Denn von der Zusage der Bundesregierung, mittelfristig zwei Prozent des Bruttoinlandsprodukts für Verteidigung auszugeben, ist Deutschland noch weit entfernt. Seinem Ärger über die Bundesregierung machte Trump unter anderem dadurch Luft, dass er im Sommer den Abzug von 12.000 US-Soldaten aus Deutschland ankündigte.
Absage an Frankreich
Vom künftigen US-Präsidenten, dem Demokraten Joe Biden, erwartet die Bundesregierung zwar einen konzilianteren Ton, aber in der Sache keinen Kurswechsel. Um von den USA ernst genommen zu werden, müsse Europa seine militärischen Fähigkeiten weiter ausbauen, forderte Kramp-Karrenbauer.
Anders als der französische Präsident Emmanuel Macron träumt sie aber nicht von einem Europa, das sicherheitspolitisch souverän ist und sich im Idealfall mit einer eigenen Armee verteidigen kann. Macron hatte kürzlich in einem Interview beklagt, dass Europa seine geopolitischen Beziehungen stets nur mittels der NATO definiert habe.

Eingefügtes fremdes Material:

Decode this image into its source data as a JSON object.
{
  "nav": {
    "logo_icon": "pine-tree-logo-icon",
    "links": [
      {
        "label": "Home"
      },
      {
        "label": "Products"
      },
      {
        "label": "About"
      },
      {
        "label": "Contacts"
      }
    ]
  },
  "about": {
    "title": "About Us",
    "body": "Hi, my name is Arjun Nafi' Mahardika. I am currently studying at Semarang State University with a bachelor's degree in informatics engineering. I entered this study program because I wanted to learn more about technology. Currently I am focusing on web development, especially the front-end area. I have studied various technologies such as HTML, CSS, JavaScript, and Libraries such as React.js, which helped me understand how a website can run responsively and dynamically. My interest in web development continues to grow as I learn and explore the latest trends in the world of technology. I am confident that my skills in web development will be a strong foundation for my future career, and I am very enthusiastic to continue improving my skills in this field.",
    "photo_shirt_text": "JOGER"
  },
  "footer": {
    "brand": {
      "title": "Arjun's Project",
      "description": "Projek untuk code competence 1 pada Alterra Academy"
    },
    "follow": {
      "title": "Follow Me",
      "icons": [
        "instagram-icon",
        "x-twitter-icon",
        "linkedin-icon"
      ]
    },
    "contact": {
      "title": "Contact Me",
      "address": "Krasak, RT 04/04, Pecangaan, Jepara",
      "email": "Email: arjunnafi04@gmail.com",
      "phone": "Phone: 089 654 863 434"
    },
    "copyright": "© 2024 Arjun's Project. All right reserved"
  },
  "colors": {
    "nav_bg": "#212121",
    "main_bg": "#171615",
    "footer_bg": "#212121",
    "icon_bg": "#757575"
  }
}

Im Gegensatz dazu unterstrich die Bundesverteidigungsministerin, dass ihr die Idee einer strategischen Autonomie Europas zu weit gehe, "wenn sie die Illusion nährt, wir könnten Sicherheit, Stabilität und Wohlstand in Europa ohne die NATO und ohne die USA gewährleisten". Eine eigene europäische Streitmacht sei "eine Vision unter vielen anderen", erteilte sie Macrons Ambitionen eine Absage.
Ein "New Deal" mit Joe Biden
Wie bereitet sich Deutschland sicherheitspolitisch auf den Machtwechsel in den USA vor? Kramp-Karrenbauer plädiert dafür, dem kommenden US-Präsidenten Joe Biden einen "New Deal" vorzuschlagen. Drei Eckpunkte seien ihr dabei wichtig: Zum einen der Ausbau der Verteidigungsfähigkeiten trotz der finanziellen Belastungen durch die Corona-Pandemie. Außerdem ein Bekenntnis Deutschlands zur nuklearen Teilhabe der NATO, also zur Stationierung von US-Atomwaffen auf deutschem Staatsgebiet. Und nicht zuletzt eine gemeinsame Agenda Europas und der USA gegenüber China, das seinen Einflussbereich auch mit militärischen Mitteln immer weiter ausdehnt.
Europäische Waffen für die Bundeswehr
In ihrer Rede präzisierte Kramp-Karrenbauer auch, welche Waffensysteme sie für die Bundeswehr vorrangig beschaffen oder aufstocken möchte: das europäische Kampfflugzeug Eurofighter, den Transporthubschrauber NH90 und die Eurodrohne. Die Eurodrohne ist eine Kampfdrohne, die Deutschland gemeinsam mit europäischen Partnern in den kommenden Jahren entwickeln will.
Weiteren Wünschen nach Anschaffung teurer Rüstungsgüter erteilte sie eine Absage. Das würde zu Lasten des Grundbetriebs der Bundeswehr gehen, die heute noch unter dem Sparkurs der Vergangenheit leide. "Diesen Fehler hat die Bundeswehr in den letzten Jahrzehnten gemacht, und er hat die Streitkräfte bis ins Mark getroffen. Das darf sich nicht wiederholen."